We consider two-dimensional canonical systems \(y'(t) = zJH(t)y(t)\) on an interval \((0,L)\) where \(J\colon={\tiny\begin{pmatrix} 0 & {-1}\\ 1 & 0\end{pmatrix}}\), \(z\in\mathbb C\), and where the Hamiltonian \(H\colon(0,L)\to\mathbb R^{2\times 2}\) is locally integrable on \([0,L)\) with \(H(t)\geq 0\), \({\rm tr} H(t)>0\), and \(\int_0^L {\rm tr} H(t)\,dt=\infty\). Such systems have an operator model, which consists of a Hilbert space \(L^2(H)\), a self-adjoint operator (or linear relation), and a boundary map.

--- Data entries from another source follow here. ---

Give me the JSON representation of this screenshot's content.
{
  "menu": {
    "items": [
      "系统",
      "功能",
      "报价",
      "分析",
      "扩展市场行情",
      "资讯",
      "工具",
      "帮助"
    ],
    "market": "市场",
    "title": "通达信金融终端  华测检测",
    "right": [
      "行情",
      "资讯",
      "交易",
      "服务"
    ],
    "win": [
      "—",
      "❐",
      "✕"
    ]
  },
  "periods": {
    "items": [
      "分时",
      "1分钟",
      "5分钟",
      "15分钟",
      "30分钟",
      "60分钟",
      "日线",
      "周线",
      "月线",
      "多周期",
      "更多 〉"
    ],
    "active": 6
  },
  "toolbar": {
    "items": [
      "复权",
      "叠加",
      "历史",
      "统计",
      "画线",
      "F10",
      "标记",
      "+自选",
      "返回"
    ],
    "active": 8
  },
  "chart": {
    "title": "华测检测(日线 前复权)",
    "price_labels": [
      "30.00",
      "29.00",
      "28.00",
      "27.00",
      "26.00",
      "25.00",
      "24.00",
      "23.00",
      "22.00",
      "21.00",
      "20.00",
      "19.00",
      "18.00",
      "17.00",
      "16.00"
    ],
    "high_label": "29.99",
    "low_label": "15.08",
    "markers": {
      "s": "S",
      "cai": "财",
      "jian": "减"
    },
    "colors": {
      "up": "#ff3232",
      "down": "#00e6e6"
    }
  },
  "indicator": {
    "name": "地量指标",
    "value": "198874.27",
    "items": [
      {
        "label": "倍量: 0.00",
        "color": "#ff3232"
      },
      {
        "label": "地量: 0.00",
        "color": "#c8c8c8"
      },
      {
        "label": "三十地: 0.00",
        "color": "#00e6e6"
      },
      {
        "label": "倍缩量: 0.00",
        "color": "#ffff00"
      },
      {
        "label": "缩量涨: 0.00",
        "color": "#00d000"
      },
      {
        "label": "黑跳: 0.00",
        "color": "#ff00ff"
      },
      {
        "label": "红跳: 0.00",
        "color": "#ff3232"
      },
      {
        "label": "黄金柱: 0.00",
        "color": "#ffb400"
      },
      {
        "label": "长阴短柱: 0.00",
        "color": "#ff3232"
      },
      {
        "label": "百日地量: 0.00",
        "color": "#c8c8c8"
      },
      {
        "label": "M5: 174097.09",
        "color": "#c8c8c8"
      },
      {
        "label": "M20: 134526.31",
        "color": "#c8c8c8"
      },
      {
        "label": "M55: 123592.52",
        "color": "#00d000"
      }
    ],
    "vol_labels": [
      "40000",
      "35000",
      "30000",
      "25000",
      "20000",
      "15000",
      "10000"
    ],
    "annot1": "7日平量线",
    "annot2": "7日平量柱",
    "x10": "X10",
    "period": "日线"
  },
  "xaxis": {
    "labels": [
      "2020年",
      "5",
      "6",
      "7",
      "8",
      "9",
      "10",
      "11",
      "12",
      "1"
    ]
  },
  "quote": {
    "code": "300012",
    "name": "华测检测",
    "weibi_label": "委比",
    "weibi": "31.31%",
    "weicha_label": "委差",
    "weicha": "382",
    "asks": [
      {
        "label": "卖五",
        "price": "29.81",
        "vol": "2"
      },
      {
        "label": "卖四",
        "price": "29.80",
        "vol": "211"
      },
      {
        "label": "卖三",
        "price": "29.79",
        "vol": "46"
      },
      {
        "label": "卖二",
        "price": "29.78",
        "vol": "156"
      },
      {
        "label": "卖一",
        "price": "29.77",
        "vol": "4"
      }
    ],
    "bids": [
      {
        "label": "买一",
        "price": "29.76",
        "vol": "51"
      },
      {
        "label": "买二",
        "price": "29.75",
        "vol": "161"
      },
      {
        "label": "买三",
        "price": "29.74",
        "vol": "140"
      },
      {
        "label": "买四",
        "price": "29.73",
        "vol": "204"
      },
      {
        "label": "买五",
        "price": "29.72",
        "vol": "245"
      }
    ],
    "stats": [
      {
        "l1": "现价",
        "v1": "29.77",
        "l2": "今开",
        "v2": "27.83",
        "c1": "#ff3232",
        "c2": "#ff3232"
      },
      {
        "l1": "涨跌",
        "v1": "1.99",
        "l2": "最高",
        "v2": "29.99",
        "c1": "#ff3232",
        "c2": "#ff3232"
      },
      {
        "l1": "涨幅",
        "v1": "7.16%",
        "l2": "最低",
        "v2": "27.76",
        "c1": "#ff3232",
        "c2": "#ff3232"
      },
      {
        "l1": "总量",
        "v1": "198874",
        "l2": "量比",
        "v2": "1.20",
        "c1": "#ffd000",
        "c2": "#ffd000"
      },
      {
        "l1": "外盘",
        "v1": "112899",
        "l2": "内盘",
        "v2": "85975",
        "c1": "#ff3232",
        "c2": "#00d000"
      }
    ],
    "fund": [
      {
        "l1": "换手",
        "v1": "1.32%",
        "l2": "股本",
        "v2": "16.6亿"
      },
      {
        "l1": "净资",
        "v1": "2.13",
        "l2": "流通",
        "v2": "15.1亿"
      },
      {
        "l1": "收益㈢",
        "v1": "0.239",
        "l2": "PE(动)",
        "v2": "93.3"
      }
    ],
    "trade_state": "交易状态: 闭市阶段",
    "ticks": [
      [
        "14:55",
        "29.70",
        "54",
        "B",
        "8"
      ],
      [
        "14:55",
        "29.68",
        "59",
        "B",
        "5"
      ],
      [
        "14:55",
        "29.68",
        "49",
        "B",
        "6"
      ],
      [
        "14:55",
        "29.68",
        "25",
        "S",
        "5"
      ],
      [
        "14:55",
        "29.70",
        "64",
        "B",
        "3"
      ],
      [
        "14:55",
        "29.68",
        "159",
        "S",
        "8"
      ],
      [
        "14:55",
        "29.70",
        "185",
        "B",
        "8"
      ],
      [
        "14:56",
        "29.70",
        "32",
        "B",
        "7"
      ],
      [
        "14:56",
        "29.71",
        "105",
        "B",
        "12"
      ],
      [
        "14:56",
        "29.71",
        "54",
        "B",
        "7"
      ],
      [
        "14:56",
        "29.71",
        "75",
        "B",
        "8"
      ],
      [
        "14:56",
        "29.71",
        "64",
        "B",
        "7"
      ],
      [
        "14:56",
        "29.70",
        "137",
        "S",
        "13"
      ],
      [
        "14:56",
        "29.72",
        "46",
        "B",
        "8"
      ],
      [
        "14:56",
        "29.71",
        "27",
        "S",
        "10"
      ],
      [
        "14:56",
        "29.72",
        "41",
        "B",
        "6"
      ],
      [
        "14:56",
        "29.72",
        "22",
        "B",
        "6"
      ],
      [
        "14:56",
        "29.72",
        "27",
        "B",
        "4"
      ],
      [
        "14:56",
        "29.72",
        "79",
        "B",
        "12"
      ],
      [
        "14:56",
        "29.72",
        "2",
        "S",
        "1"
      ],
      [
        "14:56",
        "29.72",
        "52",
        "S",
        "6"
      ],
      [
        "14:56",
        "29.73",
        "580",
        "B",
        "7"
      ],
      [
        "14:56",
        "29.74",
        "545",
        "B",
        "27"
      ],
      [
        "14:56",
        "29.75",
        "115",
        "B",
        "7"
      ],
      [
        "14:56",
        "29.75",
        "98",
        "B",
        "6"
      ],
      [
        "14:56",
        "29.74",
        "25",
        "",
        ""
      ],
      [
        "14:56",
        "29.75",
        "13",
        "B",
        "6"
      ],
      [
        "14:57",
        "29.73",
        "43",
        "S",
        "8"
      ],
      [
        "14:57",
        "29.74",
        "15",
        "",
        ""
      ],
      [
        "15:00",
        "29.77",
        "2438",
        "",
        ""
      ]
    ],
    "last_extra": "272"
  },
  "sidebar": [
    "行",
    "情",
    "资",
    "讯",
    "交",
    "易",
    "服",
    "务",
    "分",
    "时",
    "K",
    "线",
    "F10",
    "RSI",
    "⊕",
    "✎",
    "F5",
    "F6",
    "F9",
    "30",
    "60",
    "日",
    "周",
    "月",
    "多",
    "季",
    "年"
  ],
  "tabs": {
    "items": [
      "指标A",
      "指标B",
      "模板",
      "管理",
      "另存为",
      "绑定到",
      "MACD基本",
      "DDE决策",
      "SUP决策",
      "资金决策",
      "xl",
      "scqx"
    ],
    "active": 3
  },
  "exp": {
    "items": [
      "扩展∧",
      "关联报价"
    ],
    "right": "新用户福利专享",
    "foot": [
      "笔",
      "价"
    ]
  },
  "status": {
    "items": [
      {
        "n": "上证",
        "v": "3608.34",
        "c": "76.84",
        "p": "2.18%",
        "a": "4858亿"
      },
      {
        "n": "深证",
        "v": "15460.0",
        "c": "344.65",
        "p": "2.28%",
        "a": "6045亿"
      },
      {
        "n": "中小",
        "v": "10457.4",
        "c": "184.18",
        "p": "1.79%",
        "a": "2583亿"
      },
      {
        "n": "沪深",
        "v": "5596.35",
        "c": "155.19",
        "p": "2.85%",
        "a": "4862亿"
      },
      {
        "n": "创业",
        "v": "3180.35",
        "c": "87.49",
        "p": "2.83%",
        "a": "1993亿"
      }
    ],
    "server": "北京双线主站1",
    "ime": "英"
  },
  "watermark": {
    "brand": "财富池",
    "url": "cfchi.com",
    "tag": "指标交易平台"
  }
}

Given a Hamiltonian \(H\), Weyl's nested discs method produces a function \(q_H\) called its Weyl coefficient. It is a Nevanlinna function, i.e., analytic in the open upper half-plane with \({\rm Im}\,q_H(z)\geq 0\) (or \(q_H\equiv\infty\)). The operator \(A_H\) has simple spectrum, and a spectral measure \(\sigma_H\) is obtained from the Herglotz integral representation of \(q_H\). This makes it possible to investigate the spectrum of a canoncial system via the analytic function \(q_H\).

The behaviour of the Weyl coefficient \(q_H(z)\) when \(z\) approaches \(+i\infty\) is often named its *high-energy behaviour*. By classical Abelian–Tauberian theorems, it corresponds to the behaviour of the spectral measure at \(\pm\infty\).

In this talk we discuss some direct and some inverse spectral theorems which relate the high-energy behaviour of \(q_H\) to properties of the Hamiltonian \(H\). Among them regularly varying asymptotics, radial cluster sets, and dominating real part.

This talk is based on the arXiv preprints 210607391v1, 210604167v1, 210810162v1, and some manuscripts in preparation.